5. The automated research agent method for fine-tuning large language models according to claim 4, characterized in that, In step S3, the differentiated new experimental scheme includes one or more of the following: adopting different data filtering strategies, introducing new data synthesis methods, and adjusting the loss function during training.

6. The automated research agent method for fine-tuning large language models according to claim 4, characterized in that, In step S4, based on the new experimental scheme, a batch of models with different configurations are trained in parallel, and the result of the best performing model is used as the cumulative reward of the new experimental node to update the UCT value.
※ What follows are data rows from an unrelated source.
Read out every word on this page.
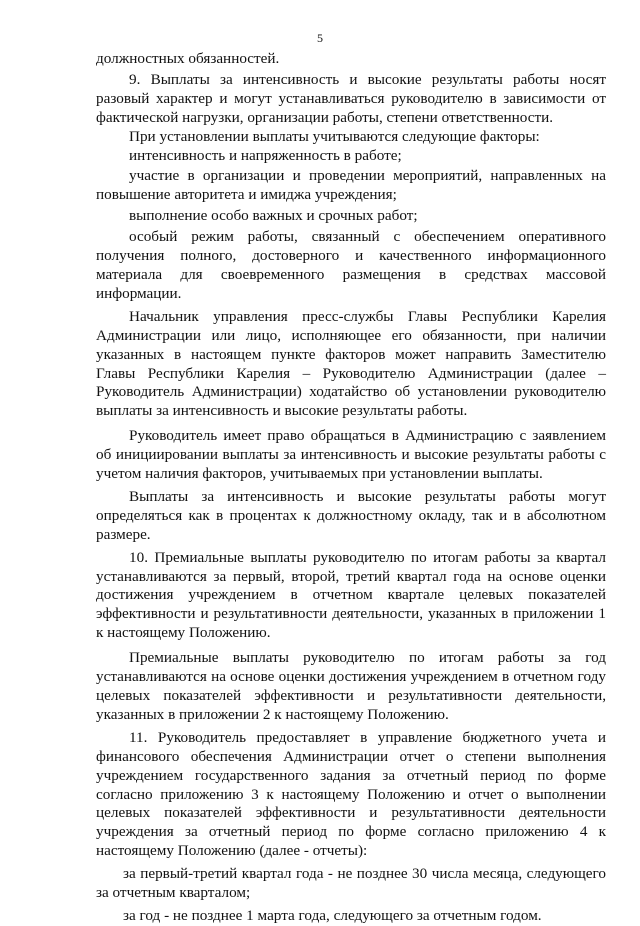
5

должностных обязанностей.

9. Выплаты за интенсивность и высокие результаты работы носят разовый характер и могут устанавливаться руководителю в зависимости от фактической нагрузки, организации работы, степени ответственности.

При установлении выплаты учитываются следующие факторы:

интенсивность и напряженность в работе;

участие в организации и проведении мероприятий, направленных на повышение авторитета и имиджа учреждения;

выполнение особо важных и срочных работ;

особый режим работы, связанный с обеспечением оперативного получения полного, достоверного и качественного информационного материала для своевременного размещения в средствах массовой информации.

Начальник управления пресс-службы Главы Республики Карелия Администрации или лицо, исполняющее его обязанности, при наличии указанных в настоящем пункте факторов может направить Заместителю Главы Республики Карелия – Руководителю Администрации (далее – Руководитель Администрации) ходатайство об установлении руководителю выплаты за интенсивность и высокие результаты работы.

Руководитель имеет право обращаться в Администрацию с заявлением об инициировании выплаты за интенсивность и высокие результаты работы с учетом наличия факторов, учитываемых при установлении выплаты.

Выплаты за интенсивность и высокие результаты работы могут определяться как в процентах к должностному окладу, так и в абсолютном размере.

10. Премиальные выплаты руководителю по итогам работы за квартал устанавливаются за первый, второй, третий квартал года на основе оценки достижения учреждением в отчетном квартале целевых показателей эффективности и результативности деятельности, указанных в приложении 1 к настоящему Положению.

Премиальные выплаты руководителю по итогам работы за год устанавливаются на основе оценки достижения учреждением в отчетном году целевых показателей эффективности и результативности деятельности, указанных в приложении 2 к настоящему Положению.

11. Руководитель предоставляет в управление бюджетного учета и финансового обеспечения Администрации отчет о степени выполнения учреждением государственного задания за отчетный период по форме согласно приложению 3 к настоящему Положению и отчет о выполнении целевых показателей эффективности и результативности деятельности учреждения за отчетный период по форме согласно приложению 4 к настоящему Положению (далее - отчеты):

за первый-третий квартал года - не позднее 30 числа месяца, следующего за отчетным кварталом;

за год - не позднее 1 марта года, следующего за отчетным годом.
7. The automated research agent method for fine-tuning large language models according to claim 1, characterized in that, Following step S4, fine-grained analysis is also included: The experimental results are then subjected to index decomposition, cross-model comparison, and failure case analysis. The analysis results are then structured, stored, and the system's internal memory is updated. And / or The fine-grained analysis also includes: Gradient information analysis.
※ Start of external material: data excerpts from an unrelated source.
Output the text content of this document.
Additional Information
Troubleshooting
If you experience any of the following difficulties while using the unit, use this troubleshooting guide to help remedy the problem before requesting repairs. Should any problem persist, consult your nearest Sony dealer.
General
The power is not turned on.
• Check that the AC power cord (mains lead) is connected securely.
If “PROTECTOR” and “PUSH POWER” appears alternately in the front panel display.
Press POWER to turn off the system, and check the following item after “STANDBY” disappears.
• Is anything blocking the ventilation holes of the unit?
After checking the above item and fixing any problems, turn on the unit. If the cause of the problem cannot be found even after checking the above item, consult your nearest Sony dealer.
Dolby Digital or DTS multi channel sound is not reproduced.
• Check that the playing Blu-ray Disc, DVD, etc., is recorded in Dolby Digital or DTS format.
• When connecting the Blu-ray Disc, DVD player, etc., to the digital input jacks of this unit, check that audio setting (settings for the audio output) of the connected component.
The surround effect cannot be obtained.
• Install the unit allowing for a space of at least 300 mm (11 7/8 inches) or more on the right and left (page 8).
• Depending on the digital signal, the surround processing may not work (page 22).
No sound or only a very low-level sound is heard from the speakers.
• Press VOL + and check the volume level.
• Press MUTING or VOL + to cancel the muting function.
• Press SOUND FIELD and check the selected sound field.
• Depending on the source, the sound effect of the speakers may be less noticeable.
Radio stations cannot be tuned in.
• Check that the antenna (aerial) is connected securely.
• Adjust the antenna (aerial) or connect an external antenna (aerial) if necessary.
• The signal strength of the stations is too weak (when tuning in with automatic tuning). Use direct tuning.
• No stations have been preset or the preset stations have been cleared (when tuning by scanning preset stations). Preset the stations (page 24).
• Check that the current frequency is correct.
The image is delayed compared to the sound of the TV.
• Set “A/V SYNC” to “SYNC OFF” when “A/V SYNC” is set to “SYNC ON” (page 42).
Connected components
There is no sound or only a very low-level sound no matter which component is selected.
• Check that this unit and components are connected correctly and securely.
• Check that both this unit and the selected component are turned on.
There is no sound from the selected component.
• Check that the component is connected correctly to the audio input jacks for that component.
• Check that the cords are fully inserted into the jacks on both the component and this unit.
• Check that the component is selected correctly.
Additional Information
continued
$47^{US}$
8. An automated research agent system for fine-tuning large language models, characterized in that, include: The researcher module, driven by a large language model or through multi-agent collaboration, is configured to receive user-inputted task objectives, complete literature reviews, formulate experimental plans, perform fine-grained analysis of experimental results, and manage memory. The executor module, which is a code-intelligent agent with the ability to write and execute code, is configured to execute the experimental plan, including data construction, model training and evaluation, and to feed back the experimental results to the researcher for analysis; the researcher module and the executor module communicate bidirectionally; as well as The toolkit introduces a fine-grained analysis mechanism to maximize the feedback value of each experiment and guide subsequent optimization.
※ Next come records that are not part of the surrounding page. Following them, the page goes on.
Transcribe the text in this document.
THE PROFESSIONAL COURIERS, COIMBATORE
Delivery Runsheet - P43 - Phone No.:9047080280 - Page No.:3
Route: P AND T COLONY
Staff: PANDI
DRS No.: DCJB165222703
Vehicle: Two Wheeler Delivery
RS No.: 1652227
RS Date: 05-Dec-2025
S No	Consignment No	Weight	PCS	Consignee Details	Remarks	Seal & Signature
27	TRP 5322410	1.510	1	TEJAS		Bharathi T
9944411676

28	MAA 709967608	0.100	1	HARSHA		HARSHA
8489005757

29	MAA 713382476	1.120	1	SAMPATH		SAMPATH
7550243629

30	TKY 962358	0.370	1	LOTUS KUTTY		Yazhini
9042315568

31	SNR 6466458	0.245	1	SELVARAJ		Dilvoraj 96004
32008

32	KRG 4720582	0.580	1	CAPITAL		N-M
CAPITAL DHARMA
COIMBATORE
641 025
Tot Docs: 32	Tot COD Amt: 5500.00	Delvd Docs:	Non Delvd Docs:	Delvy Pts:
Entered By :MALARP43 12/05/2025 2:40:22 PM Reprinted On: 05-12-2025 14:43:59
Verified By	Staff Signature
9. The automated research agent system for fine-tuning large language models according to claim 8, characterized in that, The tool library includes The AI ​​data processing library is configured to support the execution module in constructing complex training data processing; the AI ​​data processing library includes one or more atomic capabilities among data loading, scoring, generation, filtering, data augmentation strategy search, graph neural network sample modeling, and data crawling. The academic search tool is configured to provide academic paper and knowledge retrieval services to the researcher module, enabling it to complete literature reviews and learn cutting-edge methods in the target fine-tuning field. as well as An experiment history tracker is configured to record the configuration, code, results, and logs of all experiments and form a structured database.

10. The automated research agent system for fine-tuning large language models according to claim 8, characterized in that, The researcher module integrates a memory management strategy that selectively loads only the historical records most relevant to the current exploration path when generating a new plan.